One of the tracks that is more familiar, the title song from her previous release, “All American Made,” is being released separately as a live music video.

It’s Price’s first live album to be widely available. She previously had a limited edition double-LP, “Live at the Hamilton,” and DVD, “Live at Austin City Limits,” that were released exclusively to subscribers to the Third Man Vault series.

“Two years ago today I headlined at the Ryman and it was something I had dreamed of since I was a little girl,” she wrote in an Instagram post. “We did three nights in a row and recorded all of them. I am so excited that we are releasing it on Bandcamp today — the recordings are rough and the performances are raw, but there was a magic there and the band was on fire. We played unreleased songs, alternative album versions and had lots of special guests. Net profits of the album will be donated to MusiCares’ COVID-19 Relief Fund for the first four weeks of its release.

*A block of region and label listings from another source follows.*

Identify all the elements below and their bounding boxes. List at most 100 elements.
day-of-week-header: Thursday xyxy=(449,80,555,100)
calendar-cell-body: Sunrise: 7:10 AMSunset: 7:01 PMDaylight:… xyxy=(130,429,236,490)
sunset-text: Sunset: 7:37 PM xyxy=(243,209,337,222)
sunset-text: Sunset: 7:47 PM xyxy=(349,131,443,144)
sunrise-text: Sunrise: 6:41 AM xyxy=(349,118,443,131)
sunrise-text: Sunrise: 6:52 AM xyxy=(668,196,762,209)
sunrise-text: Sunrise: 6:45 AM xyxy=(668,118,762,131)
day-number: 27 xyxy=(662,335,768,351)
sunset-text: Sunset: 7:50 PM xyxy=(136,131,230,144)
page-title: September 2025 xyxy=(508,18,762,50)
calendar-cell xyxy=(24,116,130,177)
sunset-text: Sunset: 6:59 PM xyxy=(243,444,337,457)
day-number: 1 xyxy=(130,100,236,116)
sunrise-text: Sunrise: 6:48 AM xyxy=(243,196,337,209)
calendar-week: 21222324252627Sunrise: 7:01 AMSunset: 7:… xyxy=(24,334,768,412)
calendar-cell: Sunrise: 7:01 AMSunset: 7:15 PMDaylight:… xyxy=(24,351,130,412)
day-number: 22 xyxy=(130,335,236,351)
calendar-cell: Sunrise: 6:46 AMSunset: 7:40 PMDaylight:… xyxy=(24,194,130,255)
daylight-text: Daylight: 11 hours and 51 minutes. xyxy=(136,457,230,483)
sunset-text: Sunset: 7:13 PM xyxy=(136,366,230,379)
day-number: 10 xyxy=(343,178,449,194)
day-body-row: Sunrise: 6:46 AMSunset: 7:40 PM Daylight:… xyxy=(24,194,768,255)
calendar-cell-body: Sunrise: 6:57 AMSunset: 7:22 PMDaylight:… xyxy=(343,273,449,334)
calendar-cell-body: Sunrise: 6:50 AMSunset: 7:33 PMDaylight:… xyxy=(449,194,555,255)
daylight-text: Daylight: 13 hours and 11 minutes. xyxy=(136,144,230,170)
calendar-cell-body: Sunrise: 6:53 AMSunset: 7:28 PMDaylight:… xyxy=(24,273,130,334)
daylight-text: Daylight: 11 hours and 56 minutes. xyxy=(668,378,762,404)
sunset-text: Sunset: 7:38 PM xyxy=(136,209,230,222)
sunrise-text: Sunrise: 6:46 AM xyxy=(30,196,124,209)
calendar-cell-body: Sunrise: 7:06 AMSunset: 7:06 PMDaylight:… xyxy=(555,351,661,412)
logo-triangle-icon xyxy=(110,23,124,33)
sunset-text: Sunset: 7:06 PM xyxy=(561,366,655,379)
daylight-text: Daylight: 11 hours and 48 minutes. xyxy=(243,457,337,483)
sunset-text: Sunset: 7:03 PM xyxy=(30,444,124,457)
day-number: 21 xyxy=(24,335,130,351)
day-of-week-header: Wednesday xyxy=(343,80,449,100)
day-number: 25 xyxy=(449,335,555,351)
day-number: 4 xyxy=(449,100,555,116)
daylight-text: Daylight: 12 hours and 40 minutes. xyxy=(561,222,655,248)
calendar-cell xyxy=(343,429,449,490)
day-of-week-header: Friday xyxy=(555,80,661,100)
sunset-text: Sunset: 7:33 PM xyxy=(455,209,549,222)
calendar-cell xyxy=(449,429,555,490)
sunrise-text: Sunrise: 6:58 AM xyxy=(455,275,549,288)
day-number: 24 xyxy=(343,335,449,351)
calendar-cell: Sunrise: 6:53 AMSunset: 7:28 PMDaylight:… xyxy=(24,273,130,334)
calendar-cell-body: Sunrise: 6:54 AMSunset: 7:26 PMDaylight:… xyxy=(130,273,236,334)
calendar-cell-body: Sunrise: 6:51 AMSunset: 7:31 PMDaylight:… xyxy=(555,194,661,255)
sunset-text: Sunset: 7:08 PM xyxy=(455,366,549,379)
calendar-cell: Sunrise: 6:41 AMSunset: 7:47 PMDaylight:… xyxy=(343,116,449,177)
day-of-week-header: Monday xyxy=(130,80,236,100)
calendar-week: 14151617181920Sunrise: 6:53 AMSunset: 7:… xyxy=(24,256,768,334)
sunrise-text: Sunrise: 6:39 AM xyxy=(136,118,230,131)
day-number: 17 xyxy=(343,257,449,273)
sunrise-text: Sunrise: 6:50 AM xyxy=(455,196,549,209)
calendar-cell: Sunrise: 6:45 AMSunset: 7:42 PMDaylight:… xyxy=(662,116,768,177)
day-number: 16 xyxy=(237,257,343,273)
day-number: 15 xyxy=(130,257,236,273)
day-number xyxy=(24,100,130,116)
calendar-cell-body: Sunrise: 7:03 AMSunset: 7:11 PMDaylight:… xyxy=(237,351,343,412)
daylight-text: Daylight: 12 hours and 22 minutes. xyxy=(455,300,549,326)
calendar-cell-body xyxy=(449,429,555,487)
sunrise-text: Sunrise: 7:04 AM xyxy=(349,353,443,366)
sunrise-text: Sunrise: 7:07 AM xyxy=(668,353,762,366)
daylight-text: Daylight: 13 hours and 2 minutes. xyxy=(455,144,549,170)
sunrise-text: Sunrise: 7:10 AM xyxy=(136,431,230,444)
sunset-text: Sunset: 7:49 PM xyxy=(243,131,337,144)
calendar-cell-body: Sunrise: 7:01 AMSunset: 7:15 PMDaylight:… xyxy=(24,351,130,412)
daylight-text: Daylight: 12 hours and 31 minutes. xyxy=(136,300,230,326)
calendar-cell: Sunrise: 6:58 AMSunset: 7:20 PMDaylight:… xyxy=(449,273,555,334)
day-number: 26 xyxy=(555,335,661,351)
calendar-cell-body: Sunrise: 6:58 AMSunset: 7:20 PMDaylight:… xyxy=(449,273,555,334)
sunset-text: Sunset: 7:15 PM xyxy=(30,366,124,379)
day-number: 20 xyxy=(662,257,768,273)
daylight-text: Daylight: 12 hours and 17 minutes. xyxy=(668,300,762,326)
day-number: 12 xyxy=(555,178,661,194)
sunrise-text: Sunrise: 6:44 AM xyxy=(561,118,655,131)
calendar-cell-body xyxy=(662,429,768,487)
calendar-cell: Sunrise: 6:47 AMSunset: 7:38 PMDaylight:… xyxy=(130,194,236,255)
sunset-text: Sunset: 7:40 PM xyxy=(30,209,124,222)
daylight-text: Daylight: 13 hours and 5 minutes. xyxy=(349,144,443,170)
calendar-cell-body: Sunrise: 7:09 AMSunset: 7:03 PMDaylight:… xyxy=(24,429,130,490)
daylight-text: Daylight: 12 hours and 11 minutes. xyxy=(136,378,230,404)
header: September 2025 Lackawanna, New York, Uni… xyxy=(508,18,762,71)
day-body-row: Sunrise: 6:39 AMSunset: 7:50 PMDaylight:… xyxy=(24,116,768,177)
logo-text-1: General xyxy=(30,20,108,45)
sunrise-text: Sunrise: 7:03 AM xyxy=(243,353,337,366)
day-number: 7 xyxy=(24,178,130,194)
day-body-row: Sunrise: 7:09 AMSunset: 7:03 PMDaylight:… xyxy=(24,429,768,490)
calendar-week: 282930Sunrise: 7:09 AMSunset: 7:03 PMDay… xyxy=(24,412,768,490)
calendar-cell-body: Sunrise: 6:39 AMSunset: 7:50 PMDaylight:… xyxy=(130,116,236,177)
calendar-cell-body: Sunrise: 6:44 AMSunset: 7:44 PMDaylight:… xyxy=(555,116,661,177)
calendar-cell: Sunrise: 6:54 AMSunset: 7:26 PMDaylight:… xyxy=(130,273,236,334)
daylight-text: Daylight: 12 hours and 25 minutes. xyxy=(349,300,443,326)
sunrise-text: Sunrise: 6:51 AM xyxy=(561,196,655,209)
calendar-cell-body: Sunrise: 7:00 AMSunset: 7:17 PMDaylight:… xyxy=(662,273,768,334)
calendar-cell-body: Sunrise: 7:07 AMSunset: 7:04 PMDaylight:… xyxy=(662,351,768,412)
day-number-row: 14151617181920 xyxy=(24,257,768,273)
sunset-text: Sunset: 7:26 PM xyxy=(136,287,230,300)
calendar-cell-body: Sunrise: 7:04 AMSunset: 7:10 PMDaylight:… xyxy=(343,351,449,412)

Her third studio album, “That’s How Rumors Get Started,” co-produced with Simpson, is due to be her first for the Loma Vista label, through Concord, after two with White’s imprint, Third Man. It was announced in January and then delayed indefinitely in March, with Price saying then that she wanted to be able to tour behind it and it would probably arrive in summer. She hasn’t indicated yet whether the increasingly daunting prospects for 2020 touring will result in the album being pushed further back or not.

Price wrote an emotional and absorbing essay for Vogue, published May 8, that described the turmoil of her life in the last two years, apart from the happy experience of cutting the new album, including a difficult birth, a tornado and a serious illness within the home. Hours after a listening party for the new album, the east Nashville tornado devastated her neighborhood, followed by her husband, Ivey, coming down with COVID-19, an illness she wrote he was still slowly recuperating from many weeks later.